In June 2015, Pine Nut and I took a PCT zero day to follow the side trail to Mount Whitney, the tallest mountain in the Lower 48. While Whitney was incredible, I spent the whole day feeling rather physically miserable — in sharp contrast to Pine Nut, who spent the following day waxing poetic about hiking Whitney and wishing everyone could experience the wonder of that hike.
Tonight, tucked into my tent at 10,000 feet, still thinking about the beauty I saw higher in the mountains today, I’m wondering whether on my hike of the Colorado Trail I might glimpse the hiker’s high Pine Nut was riding. At this elevation on the PCT, I was already a hurting unit; here, I think I’m acclimating well.A big part of that magic, I believe, is the fact that I’ve gotten my Lyme and bartonella infections under control: Today, I’m 17 months healthy!
During my years of relapsing Lyme Disease, I spent 17 months in bed; there’s something wonderful to the symmetry of having a remission stretch that long. (Of course, I’m totally up for ditching the symmetry next month and continuing to celebrate health.)
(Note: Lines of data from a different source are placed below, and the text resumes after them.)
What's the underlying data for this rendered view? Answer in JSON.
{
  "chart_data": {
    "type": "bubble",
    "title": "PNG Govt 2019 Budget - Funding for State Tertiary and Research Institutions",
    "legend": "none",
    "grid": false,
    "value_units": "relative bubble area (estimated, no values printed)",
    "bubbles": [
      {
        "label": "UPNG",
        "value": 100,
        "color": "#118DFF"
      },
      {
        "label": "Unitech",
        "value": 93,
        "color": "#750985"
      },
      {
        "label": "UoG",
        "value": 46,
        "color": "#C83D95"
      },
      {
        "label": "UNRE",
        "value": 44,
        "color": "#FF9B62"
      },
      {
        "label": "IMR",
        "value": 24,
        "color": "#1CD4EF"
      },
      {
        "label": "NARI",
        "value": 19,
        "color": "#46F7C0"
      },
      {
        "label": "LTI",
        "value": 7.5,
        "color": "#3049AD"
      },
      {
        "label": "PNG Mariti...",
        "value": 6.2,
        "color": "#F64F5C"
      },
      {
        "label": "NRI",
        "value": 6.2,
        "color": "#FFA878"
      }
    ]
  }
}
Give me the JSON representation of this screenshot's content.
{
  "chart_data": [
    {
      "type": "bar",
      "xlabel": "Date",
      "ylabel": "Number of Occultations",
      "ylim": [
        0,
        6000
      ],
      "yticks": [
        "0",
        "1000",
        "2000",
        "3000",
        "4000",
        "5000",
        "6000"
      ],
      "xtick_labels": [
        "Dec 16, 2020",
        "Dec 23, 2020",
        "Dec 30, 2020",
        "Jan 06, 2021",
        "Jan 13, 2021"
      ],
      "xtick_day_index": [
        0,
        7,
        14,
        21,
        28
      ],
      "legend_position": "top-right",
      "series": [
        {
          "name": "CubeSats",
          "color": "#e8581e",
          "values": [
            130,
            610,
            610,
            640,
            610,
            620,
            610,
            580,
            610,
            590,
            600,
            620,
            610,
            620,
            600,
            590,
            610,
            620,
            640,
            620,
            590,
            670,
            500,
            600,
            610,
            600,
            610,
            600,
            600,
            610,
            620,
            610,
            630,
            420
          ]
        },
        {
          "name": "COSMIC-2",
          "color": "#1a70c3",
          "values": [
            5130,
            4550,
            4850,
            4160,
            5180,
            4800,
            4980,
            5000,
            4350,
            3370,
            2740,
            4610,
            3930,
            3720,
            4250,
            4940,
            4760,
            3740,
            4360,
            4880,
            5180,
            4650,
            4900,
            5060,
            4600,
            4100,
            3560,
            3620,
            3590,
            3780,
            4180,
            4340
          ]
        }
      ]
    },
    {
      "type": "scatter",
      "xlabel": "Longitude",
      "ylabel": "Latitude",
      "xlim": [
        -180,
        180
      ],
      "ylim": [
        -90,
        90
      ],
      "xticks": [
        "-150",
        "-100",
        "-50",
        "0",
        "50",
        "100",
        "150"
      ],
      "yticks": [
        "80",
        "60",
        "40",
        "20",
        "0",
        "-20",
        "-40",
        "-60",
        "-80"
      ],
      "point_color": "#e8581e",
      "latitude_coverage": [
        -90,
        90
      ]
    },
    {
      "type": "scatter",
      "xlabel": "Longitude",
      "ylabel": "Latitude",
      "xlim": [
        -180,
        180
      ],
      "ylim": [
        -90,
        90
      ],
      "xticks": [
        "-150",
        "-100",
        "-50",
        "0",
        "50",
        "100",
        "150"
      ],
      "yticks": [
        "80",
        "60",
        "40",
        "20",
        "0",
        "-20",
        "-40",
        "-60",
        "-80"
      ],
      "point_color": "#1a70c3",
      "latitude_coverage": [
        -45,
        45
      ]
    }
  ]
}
When I think back on these 17 months, I think what surprises me most is the pace that life is moving at. I’ll regularly think of something that feels as though it happened ages ago and then learn it was only last year.
If I may share, since Lyme went into remission, I’ve walked a dabbler of Caminos in France and Spain; visited my sister in Wales and in Vienna; enrolled in a post-bacc program in Kentucky, and then decided that it wasn’t for me right now; become a professional artist; launched my own business; spent a season growing and planting trees in Vermont; shown my work at a gallery in Kentucky and fine art festivals in Kentucky and Ohio; hiked all 46 4,000-footers of New York; and set off on the Colorado Trail.
Briefly: This is why we need cures. People deserve to be able to dream and plan and hope.
Sometimes, I wonder whether my doing so much is a response to my having such little control for the Lyme years. I certainly know that it was Lyme that taught me to embrace the now, to make the most of the good days. Being able to have the energy to get out of bed in the morning is miraculous, and it’s something I still don’t take for granted.
I wish I could go back in time to some of my darkest Lyme hours and explain to myself that there would be days like this ahead. Days where storm clouds part to reveal mountains guarding a high-elevation meadow. Days where dozens of squirrels dash about, each holding a mushroom in its mouth. Days where morning starts with a sunrise and dusk falls beside a little stream.